DEARBORN, Mich. -- Ford Motor Co. has picked Detroit, Chicago, Pittsburgh and Southern California as test markets for an electric- powered prototype van in 1993.
The Ecostar is designed to go up to 75 miles per hour and has a driving range of 100 miles, Ford officials said Thursday. Some vehicles will be able to go 250 miles before needing a recharge.
Among the first companies in the nation to try 1993 Ecostar vans are Detroit Edison, Southern California Edison, Allegheny Power System in Pittsburgh, Commonwealth Edison in Chicago and the city of Chicago, said John Wallace, director of the Ford electric vehicle program.
Ford sees the Ecostar as a delivery van for businesses. It plans to market it to companies that have fleets of vehicles.
'Ecostars will be driven in real working environments in about 10 U. S. and European cities for several years before we will be satisfied enough to make electric vehicles generally available for sale,' said Wallace.

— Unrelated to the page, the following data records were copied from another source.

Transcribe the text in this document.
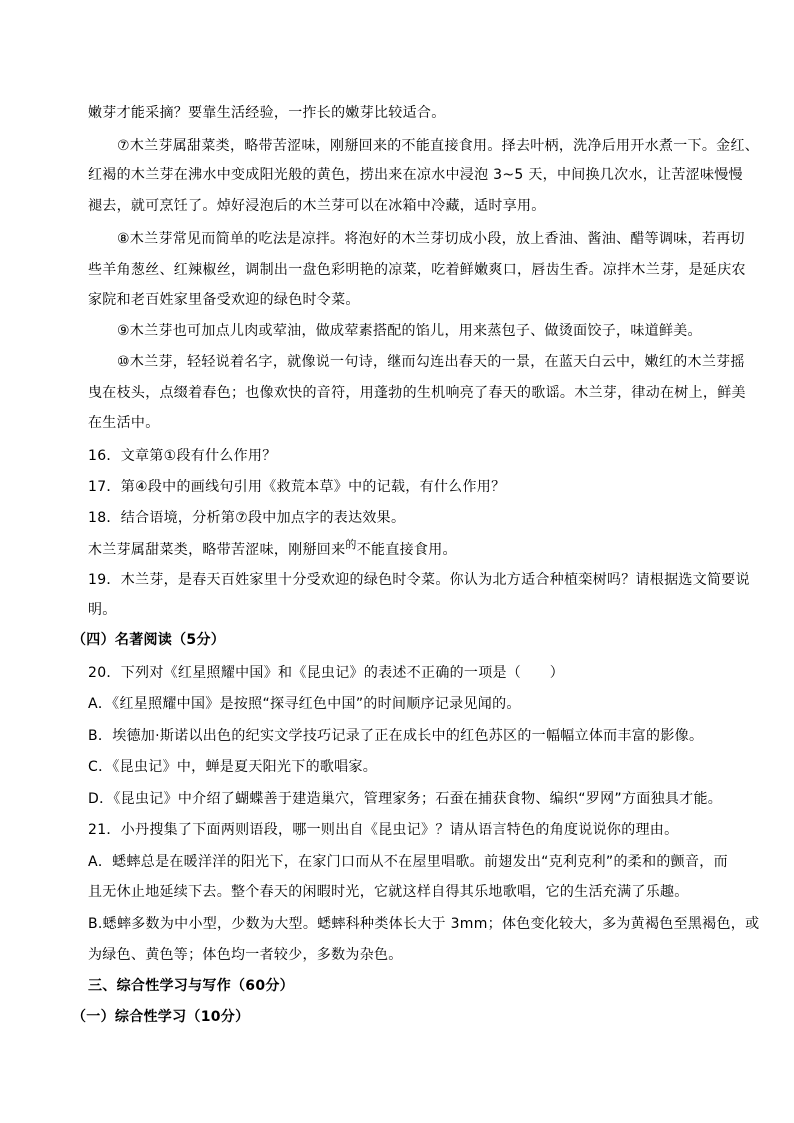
嫩芽才能采摘？要靠生活经验，一拃长的嫩芽比较适合。
⑦木兰芽属甜菜类，略带苦涩味，刚掰回来的不能直接食用。择去叶柄，洗净后用开水煮一下。金红、
红褐的木兰芽在沸水中变成阳光般的黄色，捞出来在凉水中浸泡 3~5 天，中间换几次水，让苦涩味慢慢
褪去，就可烹饪了。焯好浸泡后的木兰芽可以在冰箱中冷藏，适时享用。
⑧木兰芽常见而简单的吃法是凉拌。将泡好的木兰芽切成小段，放上香油、酱油、醋等调味，若再切
些羊角葱丝、红辣椒丝，调制出一盘色彩明艳的凉菜，吃着鲜嫩爽口，唇齿生香。凉拌木兰芽，是延庆农
家院和老百姓家里备受欢迎的绿色时令菜。
⑨木兰芽也可加点儿肉或荤油，做成荤素搭配的馅儿，用来蒸包子、做烫面饺子，味道鲜美。
⑩木兰芽，轻轻说着名字，就像说一句诗，继而勾连出春天的一景，在蓝天白云中，嫩红的木兰芽摇
曳在枝头，点缀着春色；也像欢快的音符，用蓬勃的生机响亮了春天的歌谣。木兰芽，律动在树上，鲜美
在生活中。
16．文章第①段有什么作用？
17．第④段中的画线句引用《救荒本草》中的记载，有什么作用？
18．结合语境，分析第⑦段中加点字的表达效果。
木兰芽属甜菜类，略带苦涩味，刚掰回来$^的$不能直接食用。
19．木兰芽，是春天百姓家里十分受欢迎的绿色时令菜。你认为北方适合种植栾树吗？请根据选文简要说
明。
（四）名著阅读（5分）
20．下列对《红星照耀中国》和《昆虫记》的表述不正确的一项是（　　）
A．《红星照耀中国》是按照“探寻红色中国”的时间顺序记录见闻的。
B．埃德加·斯诺以出色的纪实文学技巧记录了正在成长中的红色苏区的一幅幅立体而丰富的影像。
C．《昆虫记》中，蝉是夏天阳光下的歌唱家。
D．《昆虫记》中介绍了蝴蝶善于建造巢穴，管理家务；石蚕在捕获食物、编织“罗网”方面独具才能。
21．小丹搜集了下面两则语段，哪一则出自《昆虫记》？请从语言特色的角度说说你的理由。
A．蟋蟀总是在暖洋洋的阳光下，在家门口而从不在屋里唱歌。前翅发出“克利克利”的柔和的颤音，而
且无休止地延续下去。整个春天的闲暇时光，它就这样自得其乐地歌唱，它的生活充满了乐趣。
B.蟋蟀多数为中小型，少数为大型。蟋蟀科种类体长大于 3mm；体色变化较大，多为黄褐色至黑褐色，或
为绿色、黄色等；体色均一者较少，多数为杂色。
三、综合性学习与写作（60分）
（一）综合性学习（10分）
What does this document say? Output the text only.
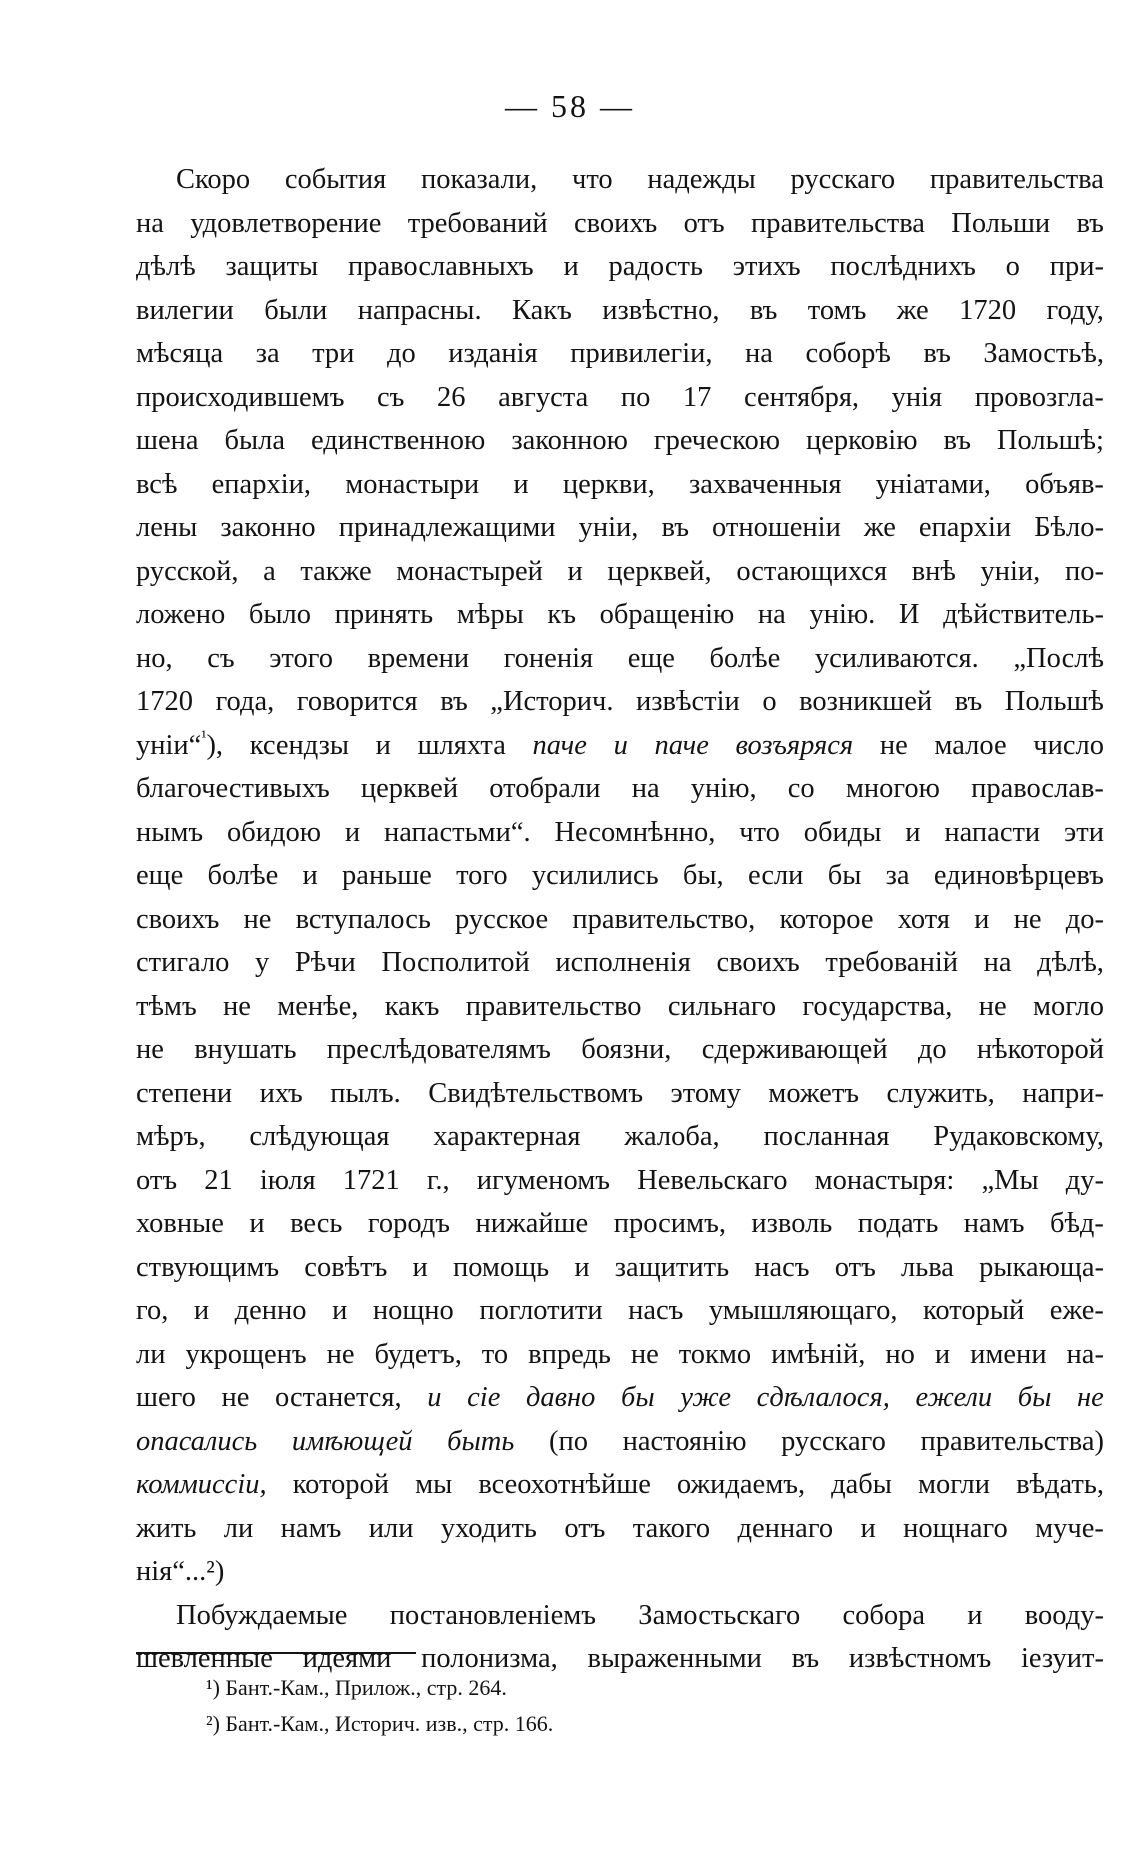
— 58 —
Скоро события показали, что надежды русскаго правительства
на удовлетворение требований своихъ отъ правительства Польши въ
дѣлѣ защиты православныхъ и радость этихъ послѣднихъ о при-
вилегии были напрасны. Какъ извѣстно, въ томъ же 1720 году,
мѣсяца за три до изданія привилегіи, на соборѣ въ Замостьѣ,
происходившемъ съ 26 августа по 17 сентября, унія провозгла-
шена была единственною законною греческою церковію въ Польшѣ;
всѣ епархіи, монастыри и церкви, захваченныя уніатами, объяв-
лены законно принадлежащими уніи, въ отношеніи же епархіи Бѣло-
русской, а также монастырей и церквей, остающихся внѣ уніи, по-
ложено было принять мѣры къ обращенію на унію. И дѣйствитель-
но, съ этого времени гоненія еще болѣе усиливаются. „Послѣ
1720 года, говорится въ „Историч. извѣстіи о возникшей въ Польшѣ
уніи“$^{^1}$), ксендзы и шляхта паче и паче возъяряся не малое число
благочестивыхъ церквей отобрали на унію, со многою православ-
нымъ обидою и напастьми“. Несомнѣнно, что обиды и напасти эти
еще болѣе и раньше того усилились бы, если бы за единовѣрцевъ
своихъ не вступалось русское правительство, которое хотя и не до-
стигало у Рѣчи Посполитой исполненія своихъ требованій на дѣлѣ,
тѣмъ не менѣе, какъ правительство сильнаго государства, не могло
не внушать преслѣдователямъ боязни, сдерживающей до нѣкоторой
степени ихъ пылъ. Свидѣтельствомъ этому можетъ служить, напри-
мѣръ, слѣдующая характерная жалоба, посланная Рудаковскому,
отъ 21 іюля 1721 г., игуменомъ Невельскаго монастыря: „Мы ду-
ховные и весь городъ нижайше просимъ, изволь подать намъ бѣд-
ствующимъ совѣтъ и помощь и защитить насъ отъ льва рыкающа-
го, и денно и нощно поглотити насъ умышляющаго, который еже-
ли укрощенъ не будетъ, то впредь не токмо имѣній, но и имени на-
шего не останется, и сіе давно бы уже сдѣлалося, ежели бы не
опасались имѣющей быть (по настоянію русскаго правительства)
коммиссіи, которой мы всеохотнѣйше ожидаемъ, дабы могли вѣдать,
жить ли намъ или уходить отъ такого деннаго и нощнаго муче-
нія“...²)
Побуждаемые постановленіемъ Замостьскаго собора и вооду-
шевленные идеями полонизма, выраженными въ извѣстномъ іезуит-
¹) Бант.-Кам., Прилож., стр. 264.
²) Бант.-Кам., Историч. изв., стр. 166.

'This is the first step in our commitment to full-scale production of both electric cars and vans,' he said. 'We are not going to put Ford electric vehicles on public sale until they have undergone durability and operational testing, and we are certain they meet quality and customer-satisfaction standards.'
Only 80 1993 Ecostars will be made. Ford Chairman Harold Poling said if the Ecostar performs capably over the long term, the carmaker will mass produce it.
'(The Ecostars) will be produced in larger volume later in the decade after we have fully evaluated their performance in real-world use,' Poling said.
The standard Ecostar's power source is a sodium sulfur battery that takes about six hours to recharge, Wallace said. A 'range extender' on some Ecostars can charge the battery through an alternator, more than doubling the number of miles the van can go before it needs a recharge.